In the past few decades a considerable amount of research has appeared that has enriched our understanding of Spanish medieval history. On the basis of this new knowledge, a growing number of regional studies have been published, and this volume represents another example of the genre. The region under study is Andalucía, that is to say, the old kingdoms of Seville, Córdoba, and Jaén that were incorporated into Castile in the thirteenth century. Because the exploration, conquest, and colonization of the New World were launched from Andalucía and because between one-third and one-half of the Spaniards who emigrated to America in the sixteenth century came from this region, many of them from Seville and its hinterland, it is not surprising that the institutions and culture formed in Andalucía in the last centuries of the Middle Ages played such an important role in shaping the New World.
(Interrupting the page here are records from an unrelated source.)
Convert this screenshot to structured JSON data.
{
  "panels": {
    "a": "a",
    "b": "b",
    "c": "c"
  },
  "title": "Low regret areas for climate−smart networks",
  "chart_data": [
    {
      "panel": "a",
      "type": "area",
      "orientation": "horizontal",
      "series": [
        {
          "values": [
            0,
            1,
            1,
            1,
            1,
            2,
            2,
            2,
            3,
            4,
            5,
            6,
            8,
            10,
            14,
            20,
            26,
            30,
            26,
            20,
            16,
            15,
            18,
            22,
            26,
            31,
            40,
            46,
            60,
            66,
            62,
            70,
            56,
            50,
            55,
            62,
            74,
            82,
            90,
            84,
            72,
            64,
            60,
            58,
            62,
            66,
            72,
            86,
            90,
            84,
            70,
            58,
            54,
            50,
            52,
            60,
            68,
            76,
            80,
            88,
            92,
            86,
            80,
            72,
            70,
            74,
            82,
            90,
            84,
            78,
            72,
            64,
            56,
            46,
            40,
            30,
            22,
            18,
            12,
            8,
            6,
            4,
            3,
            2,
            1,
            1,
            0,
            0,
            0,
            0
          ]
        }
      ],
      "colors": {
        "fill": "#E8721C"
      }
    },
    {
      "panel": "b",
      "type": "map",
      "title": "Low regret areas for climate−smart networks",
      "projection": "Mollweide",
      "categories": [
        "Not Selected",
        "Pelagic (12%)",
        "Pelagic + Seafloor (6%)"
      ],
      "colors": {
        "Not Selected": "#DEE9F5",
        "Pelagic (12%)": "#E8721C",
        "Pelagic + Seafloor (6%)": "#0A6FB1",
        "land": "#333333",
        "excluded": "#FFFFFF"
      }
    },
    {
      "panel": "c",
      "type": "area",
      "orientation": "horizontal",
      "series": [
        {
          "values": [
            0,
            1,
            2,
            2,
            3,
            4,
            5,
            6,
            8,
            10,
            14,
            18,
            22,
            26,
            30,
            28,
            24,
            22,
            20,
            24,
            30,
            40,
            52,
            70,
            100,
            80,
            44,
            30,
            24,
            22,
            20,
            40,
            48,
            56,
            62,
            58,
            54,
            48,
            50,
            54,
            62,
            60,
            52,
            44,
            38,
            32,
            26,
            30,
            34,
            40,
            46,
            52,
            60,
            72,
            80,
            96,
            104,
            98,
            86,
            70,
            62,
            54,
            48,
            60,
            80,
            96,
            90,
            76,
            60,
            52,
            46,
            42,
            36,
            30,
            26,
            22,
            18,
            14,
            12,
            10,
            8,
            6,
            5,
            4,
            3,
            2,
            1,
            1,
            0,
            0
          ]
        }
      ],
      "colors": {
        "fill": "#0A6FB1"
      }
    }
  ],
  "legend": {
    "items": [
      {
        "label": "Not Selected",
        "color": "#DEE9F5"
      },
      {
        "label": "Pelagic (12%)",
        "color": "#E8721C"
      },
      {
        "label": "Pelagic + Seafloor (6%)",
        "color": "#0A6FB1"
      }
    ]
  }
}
This volume is a work of synthesis and interpretation based on the author’s own previous research and the contributions of a host of other historians over the last decades, as witnessed by the approximately four hundred publications included in the bibliography. The author, a noted Spanish medievalist, aims to show why Andalucía was so well prepared for overseas expansion at the end of the fifteenth century. To accomplish this, he has written an in-depth account of the region’s contemporary society and economy and its political and religious structures. In his analysis he stresses the theme of the region’s continuity with its immediate past as well as its future role in the transatlantic enterprise.

The book is divided into three parts. The first deals with demography and economic conditions, the second with culture and society, and the third with political organization. A final chapter concerns the conquest of Granada and the incorporation of the Canary Islands. The conquest and colonization of the Canaries is viewed as both the continuation and extension of forms and practices used in the Middle Ages, and the creation of new methods and practices that would emerge in the conquest of America. This volume is a tour de force that provides a provocative survey of the world of Andalucía at the end of the Middle Ages. It can be read with profit by those interested in Spain as well as Latin America.